There are two possible outcomes here. First, we can continue to enforce the standard, ratcheting up the pressure on captains and ships to asymptomatic levels. At least a standard is set and enforced, and the CNO himself has said that “you’re not going to change the standard, just because the number may be getting high.” A scorched-earth policy is supportable as long as it is consistently applied without passion or favoritism. There will be losses, but those losses will grow to be accepted, just as collision and grounding are now.

The second, more likely scenario is that the Navy will grow weary of these embarrassments and find another path. While that may seem inconsistent (and it is), it is also more realistic. Time has a way of altering perception, and this hemorrhaging of COs makes us look embarrassingly unprofessional.

Cause and Effect

Given the trend in 2010 and liberally counting commissioned cruisers, destroyers, frigates, and amphibs at 150 units, that means that 4 percent of ship captains will have been fired. That is not 1 percent. More telling, if one only includes mixed-gender crews in the calculus, it is certain that the numbers are even more glaring.

The end of the Cold War set the stage for a wide-open-to-change era in the Navy. Certainly, the first key change, post-Tailhook, took place when CNO Admiral Frank Kelso mandated that women go to sea in our combatants. Then, in 2000, CNO Admiral Vern Clark (a SWO) decided that a major effort needed to be undertaken to create the resources necessary to remediate 50 years’ worth of underfunding in the Navy’s real-property accounts. The strategy chosen to effect this effort was to increasingly model Navy practices on more “efficient” industrial models and practices—change upon change, leading to unanticipated effects. One of those is that our surface fleet is in trouble. Another—and one that was certainly unanticipated—is that our captains are failing to handle the challenge presented by mixed-gender crews.
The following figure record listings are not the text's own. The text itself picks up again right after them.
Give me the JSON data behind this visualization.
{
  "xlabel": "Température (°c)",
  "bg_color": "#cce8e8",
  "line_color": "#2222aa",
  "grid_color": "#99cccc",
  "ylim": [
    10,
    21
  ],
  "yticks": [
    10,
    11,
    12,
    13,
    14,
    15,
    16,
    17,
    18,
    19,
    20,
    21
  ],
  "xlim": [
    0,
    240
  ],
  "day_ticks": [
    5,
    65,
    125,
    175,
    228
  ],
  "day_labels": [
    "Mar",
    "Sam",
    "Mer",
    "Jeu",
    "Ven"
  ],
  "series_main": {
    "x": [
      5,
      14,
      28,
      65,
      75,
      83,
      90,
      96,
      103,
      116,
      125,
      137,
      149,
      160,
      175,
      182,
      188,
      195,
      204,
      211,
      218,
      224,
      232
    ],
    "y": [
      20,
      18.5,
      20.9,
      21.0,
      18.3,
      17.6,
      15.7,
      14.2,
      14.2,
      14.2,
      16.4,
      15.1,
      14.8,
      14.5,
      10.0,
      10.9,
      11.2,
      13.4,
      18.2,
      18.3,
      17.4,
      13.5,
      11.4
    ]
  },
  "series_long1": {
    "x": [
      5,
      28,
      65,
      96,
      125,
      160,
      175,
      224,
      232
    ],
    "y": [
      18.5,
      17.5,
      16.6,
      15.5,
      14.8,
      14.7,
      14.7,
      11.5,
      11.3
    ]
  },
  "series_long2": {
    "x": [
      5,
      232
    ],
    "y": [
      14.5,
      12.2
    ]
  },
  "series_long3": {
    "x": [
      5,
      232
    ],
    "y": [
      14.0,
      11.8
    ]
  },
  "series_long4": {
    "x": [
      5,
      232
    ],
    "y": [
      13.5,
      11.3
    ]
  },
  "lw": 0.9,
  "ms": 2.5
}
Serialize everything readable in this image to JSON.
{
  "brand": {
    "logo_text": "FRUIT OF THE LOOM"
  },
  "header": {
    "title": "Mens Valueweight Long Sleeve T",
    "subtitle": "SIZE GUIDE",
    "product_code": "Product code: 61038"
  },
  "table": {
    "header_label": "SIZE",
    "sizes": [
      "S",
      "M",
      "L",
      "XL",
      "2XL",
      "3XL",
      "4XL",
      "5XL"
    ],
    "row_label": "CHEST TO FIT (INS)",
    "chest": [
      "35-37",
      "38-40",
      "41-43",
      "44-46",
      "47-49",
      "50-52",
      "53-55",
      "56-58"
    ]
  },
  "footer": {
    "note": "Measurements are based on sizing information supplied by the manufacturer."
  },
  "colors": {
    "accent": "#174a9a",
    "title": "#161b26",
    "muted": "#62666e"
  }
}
In the end, it all comes down, as Vice Admiral Balisle suggested, to causes and their unanticipated effects. It may seem like an excellent, timely, or even an unavoidable idea to integrate a ship. It may be the right time to integrate a submarine. It might even be the time, as the Chairman of the Joint Chiefs Admiral Mike Mullen (another SWO) suggests, to do away with the “don’t ask, don’t tell” policy. But to do so without the full and conscious awareness that there will be a cost, potentially high, at a variety of levels, is to abdicate responsibility.